(Bloomberg) -- T-Mobile US Inc. and Sprint Corp. are planning to announce commitments to the U.S. government including asset sales and rural-service guarantees to help secure regulatory approval for their $26.5 billion merger, according to people with knowledge of the matter.

The promises include the sale of one of their prepaid brands, a three-year buildout of their 5G network, and a reiterated pledge not to raise prices while the network is being constructed, said the people, who asked not to be identified as the matter is private. The new pledges follow talks with the Federal Communications Commission.

The concessions could be announced as early as this week and should help ease the regulatory approval process for the deal, which has stoked concerns of reduced competition in the wireless industry because the number of major players would fall from four to three. The FCC and the U.S. Department of Justice both have to sign off on the transaction.
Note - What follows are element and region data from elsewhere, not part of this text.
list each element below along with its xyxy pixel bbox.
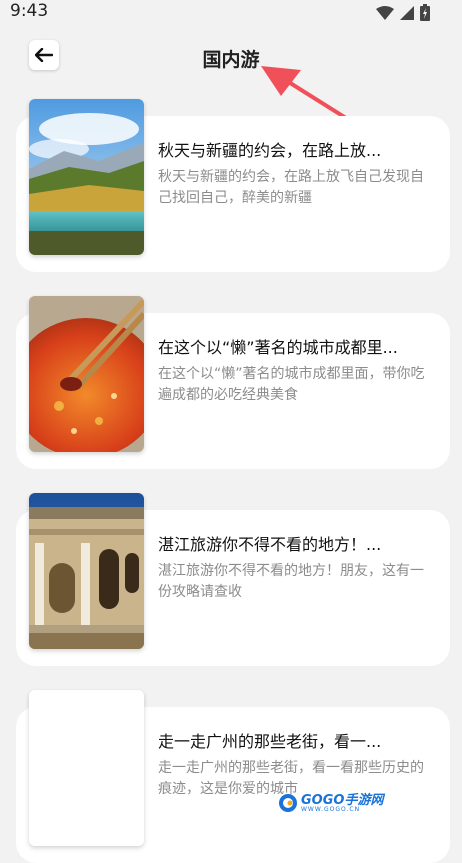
article-thumbnail-xinjiang[interactable] (29, 99, 144, 255)
gogo-logo-icon (279, 794, 297, 812)
article-title[interactable]: 湛江旅游你不得不看的地方！... (158, 531, 413, 555)
article-title[interactable]: 走一走广州的那些老街，看一... (158, 728, 413, 752)
article-thumbnail-guangzhou[interactable] (29, 690, 144, 846)
status-bar: 9:43 (0, 0, 462, 24)
article-thumbnail-zhanjiang[interactable] (29, 493, 144, 649)
article-description: 在这个以“懒”著名的城市成都里面，带你吃遍成都的必吃经典美食 (158, 366, 425, 403)
article-title[interactable]: 秋天与新疆的约会，在路上放... (158, 137, 413, 161)
watermark-url: WWW.GOGO.CN (301, 805, 361, 813)
article-description: 秋天与新疆的约会，在路上放飞自己发现自己找回自己，醉美的新疆 (158, 169, 424, 206)
article-thumbnail-chengdu[interactable] (29, 296, 144, 452)
watermark-logo: GOGO手游网 WWW.GOGO.CN (278, 793, 383, 813)
wifi-icon (376, 5, 394, 20)
battery-icon (420, 4, 430, 21)
status-icons (376, 4, 430, 21)
signal-icon (400, 5, 414, 20)
page-title: 国内游 (202, 49, 260, 71)
article-title[interactable]: 在这个以“懒”著名的城市成都里... (158, 334, 413, 358)
article-description: 湛江旅游你不得不看的地方！朋友，这有一份攻略请查收 (158, 563, 424, 600)
status-time: 9:43 (10, 1, 49, 21)
header: 国内游 (0, 40, 462, 80)
watermark-brand: GOGO手游网 (301, 792, 384, 808)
Representatives for T-Mobile and Sprint declined to comment. Brian Hart, an FCC spokesman, didn’t immediately reply to an email and telephone call.

Prepaid Sale

Selling off part of the prepaid business -- where wireless customers pay as they go rather than taking out subscriptions -- might help soothe concerns raised by some state attorneys general. They fear that a consolidated, three-carrier market would harm low-income customers by curbing choices and raising prices. People familiar with the matter told Bloomberg News last week that the companies were considering the separation and potential sale of the prepaid business.

Under the plan being discussed, the companies would hive off Sprint’s Boost brand while keeping their Virgin Mobile and T-Mobile’s Metro labels. The three together make up the largest segment of the U.S. pay-as-you-go market, with about 42% share. These services are popular among people with little or no access to credit.

A Boost Mobile founder, Peter Adderton, whose business was acquired by Sprint when it merged with Nextel Communications in 2006, has urged regulators to have the companies sell one of the brands to preserve competition. He said last year he would like to bid for the divested brand.

The companies have said their wireless in-home broadband service will better serve rural customers. They will deliver 100+ Mbps speeds for wireless broadband to 90% of the population and in-home service to over half the country’s households by 2024.

T-Mobile Chief Executive Officer John Legere last month disputed a report that regulators told the companies that the deal, as structured, would be opposed. Since then, Legere and Sprint Chairman Marcelo Claure have visited officials in Washington pitching the deal. They argue the new company could provide competition to cable companies with in-home broadband, as well as beat Verizon and AT&T in developing a nationwide 5G network.